Based on the findings of this review, which included two trials with high risk of bias and a small numbers of participants, it seems possible that statins may improve serum aminotransferase levels as well as ultrasound findings. Neither of the trials reported on possible histological changes, liver-related morbidity or mortality. Trials with larger sample sizes and low risk of bias are necessary before we may suggest statins as an effective treatment for patients with NASH. However, as statins can improve the adverse outcomes of other conditions commonly associated with NASH (for example, hyperlipidaemia, diabetes mellitus, metabolic syndrome), their use in patients with non-alcoholic steatohepatitis may be justified.
Non-alcoholic fatty liver disease (NAFLD) and non-alcoholic steatohepatitis (NASH) are common causes of elevated liver enzymes in the general population. NASH and to some extent NAFLD have been associated with increased liver-related and all-cause mortality. No effective treatment is yet available. Recent reports have shown that the use of hydroxymethylglutaryl-coenzyme A (HMG-CoA) reductase inhibitors (statins) in patients with elevated plasma aminotransferases may result in normalisation of these liver enzymes. Whether this is a consistent effect or whether it can lead to improved clinical outcomes beyond normalisation of abnormal liver enzymes is not clear.

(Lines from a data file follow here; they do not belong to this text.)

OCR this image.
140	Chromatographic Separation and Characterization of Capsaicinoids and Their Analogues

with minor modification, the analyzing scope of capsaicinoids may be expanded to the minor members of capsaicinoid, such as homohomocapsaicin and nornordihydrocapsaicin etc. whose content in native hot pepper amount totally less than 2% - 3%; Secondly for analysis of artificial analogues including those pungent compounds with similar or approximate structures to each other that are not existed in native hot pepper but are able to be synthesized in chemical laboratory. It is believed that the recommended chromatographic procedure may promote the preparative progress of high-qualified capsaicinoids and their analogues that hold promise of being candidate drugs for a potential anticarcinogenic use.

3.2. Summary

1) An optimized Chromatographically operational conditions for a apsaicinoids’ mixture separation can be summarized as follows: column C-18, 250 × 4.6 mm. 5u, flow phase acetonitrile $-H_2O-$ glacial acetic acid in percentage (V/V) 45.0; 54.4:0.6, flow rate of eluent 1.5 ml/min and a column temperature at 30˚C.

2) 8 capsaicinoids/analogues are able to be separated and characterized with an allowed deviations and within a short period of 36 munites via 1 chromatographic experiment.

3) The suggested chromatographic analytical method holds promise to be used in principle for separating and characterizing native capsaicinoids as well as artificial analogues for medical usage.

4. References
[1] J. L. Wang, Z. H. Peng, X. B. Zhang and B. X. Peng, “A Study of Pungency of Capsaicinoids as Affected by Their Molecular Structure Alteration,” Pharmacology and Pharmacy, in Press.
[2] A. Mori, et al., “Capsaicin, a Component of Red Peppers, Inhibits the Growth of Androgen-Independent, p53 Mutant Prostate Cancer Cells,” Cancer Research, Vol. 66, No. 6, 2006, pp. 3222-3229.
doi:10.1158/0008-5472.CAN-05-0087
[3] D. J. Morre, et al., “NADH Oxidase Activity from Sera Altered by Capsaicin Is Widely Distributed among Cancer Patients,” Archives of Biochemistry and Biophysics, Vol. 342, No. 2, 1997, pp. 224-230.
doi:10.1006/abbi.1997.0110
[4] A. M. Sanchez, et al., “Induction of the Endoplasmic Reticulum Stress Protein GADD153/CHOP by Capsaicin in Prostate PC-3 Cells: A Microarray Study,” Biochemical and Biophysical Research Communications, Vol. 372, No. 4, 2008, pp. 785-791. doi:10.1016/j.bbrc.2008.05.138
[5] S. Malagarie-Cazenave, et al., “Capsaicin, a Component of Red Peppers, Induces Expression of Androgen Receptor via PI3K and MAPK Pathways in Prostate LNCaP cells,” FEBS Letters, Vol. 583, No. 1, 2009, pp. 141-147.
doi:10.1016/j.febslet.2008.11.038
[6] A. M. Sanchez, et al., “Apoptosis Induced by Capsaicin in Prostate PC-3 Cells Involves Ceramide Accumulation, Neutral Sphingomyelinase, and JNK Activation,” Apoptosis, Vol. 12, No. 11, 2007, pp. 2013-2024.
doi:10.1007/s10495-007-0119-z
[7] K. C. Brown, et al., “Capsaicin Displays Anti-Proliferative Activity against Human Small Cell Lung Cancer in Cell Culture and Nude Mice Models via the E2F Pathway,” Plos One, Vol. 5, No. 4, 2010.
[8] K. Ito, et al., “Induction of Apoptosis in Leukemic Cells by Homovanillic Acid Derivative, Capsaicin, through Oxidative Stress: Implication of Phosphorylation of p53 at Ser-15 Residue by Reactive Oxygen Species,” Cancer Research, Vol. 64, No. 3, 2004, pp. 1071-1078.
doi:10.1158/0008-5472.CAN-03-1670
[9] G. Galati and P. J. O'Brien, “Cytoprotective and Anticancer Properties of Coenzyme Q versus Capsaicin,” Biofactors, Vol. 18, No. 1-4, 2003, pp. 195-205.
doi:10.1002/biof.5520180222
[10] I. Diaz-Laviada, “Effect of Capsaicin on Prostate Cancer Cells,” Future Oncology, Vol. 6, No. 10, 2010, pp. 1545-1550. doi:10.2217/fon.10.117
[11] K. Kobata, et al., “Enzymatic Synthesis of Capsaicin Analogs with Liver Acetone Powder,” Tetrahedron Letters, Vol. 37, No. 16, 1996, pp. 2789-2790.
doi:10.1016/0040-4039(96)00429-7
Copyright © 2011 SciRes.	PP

To assess the beneficial and harmful effects of statins (that is, lovastatin, atorvastatin, simvastatin, pravastatin, rosuvastatin, and fluvastatin) on all-cause and liver-related mortality, adverse events, and histological, biochemical, and imaging responses in patients with NAFLD or NASH.
We performed a computerised literature search in the Cochrane Hepato-Biliary Group Controlled Trials Register, Cochrane Central Register of Controlled Trials (CENTRAL) in The Cochrane Library, MEDLINE, EMBASE, and Science Citation Index Expanded up to March 2013. We did fully recursive searches from the reference lists of all retrieved relevant publications to ensure a complete and comprehensive search of the published literature. We did not apply any restrictions regarding language of publication or publication date.
All randomised clinical trials using statins as the primary treatment for NAFLD or NASH versus no treatment, placebo, or other hypolipidaemic agents.
Data were extracted, and risk of bias of each trial was assessed independently by two or more review authors. Meta-analyses were performed whenever possible. Review Manager 5.2 was used.
When the described search method was used and the eligibility criteria of the search results were applied, 653 records were found. Only two of these were randomised clinical trials that were considered eligible for inclusion. We assessed both trials as trials with high risk of bias. One of the trials was a pilot trial in which 16 participants with biopsy-proven NASH were randomised to receive simvastatin 40 mg (n = 10) or placebo (n = 6) once daily for 12 months. No statistically significant improvement in the aminotransferase level was seen in the simvastatin group compared with the placebo group. Liver histology was not significantly affected by simvastatin.
The other trial had three arms. The trial compared atorvastatin 20 mg daily (n = 63) versus fenofibrate 200 mg daily (n = 62) versus a group treated with a combination of the two interventions (n = 61). There were no statistically significant differences between any of the three intervention groups regarding the week 54 mean activity levels of aspartate aminotransferase, alanine aminotransferase, gamma-glutamyl transpeptidase, and alkaline phosphatase. The triglyceride levels seemed higher in the fenofibrate group compared with the atorvastatin group. Liver histology was not assessed in this trial. The presence of biochemical and ultrasonographic evidence of NAFLD seemed to be higher in the fenofibrate group compared with the atorvastatin group (58% versus 33%). Three patients discontinued treatment due to myalgia and elevated serum creatine kinase activity; one from the atorvastatin group and two from the combination group. Another patient from the atorvastatin group discontinued treatment due to alanine aminotransferase activity that was over three times the upper normal limit.
No data for all-cause mortality and hepatic-related mortality were reported in the included trials.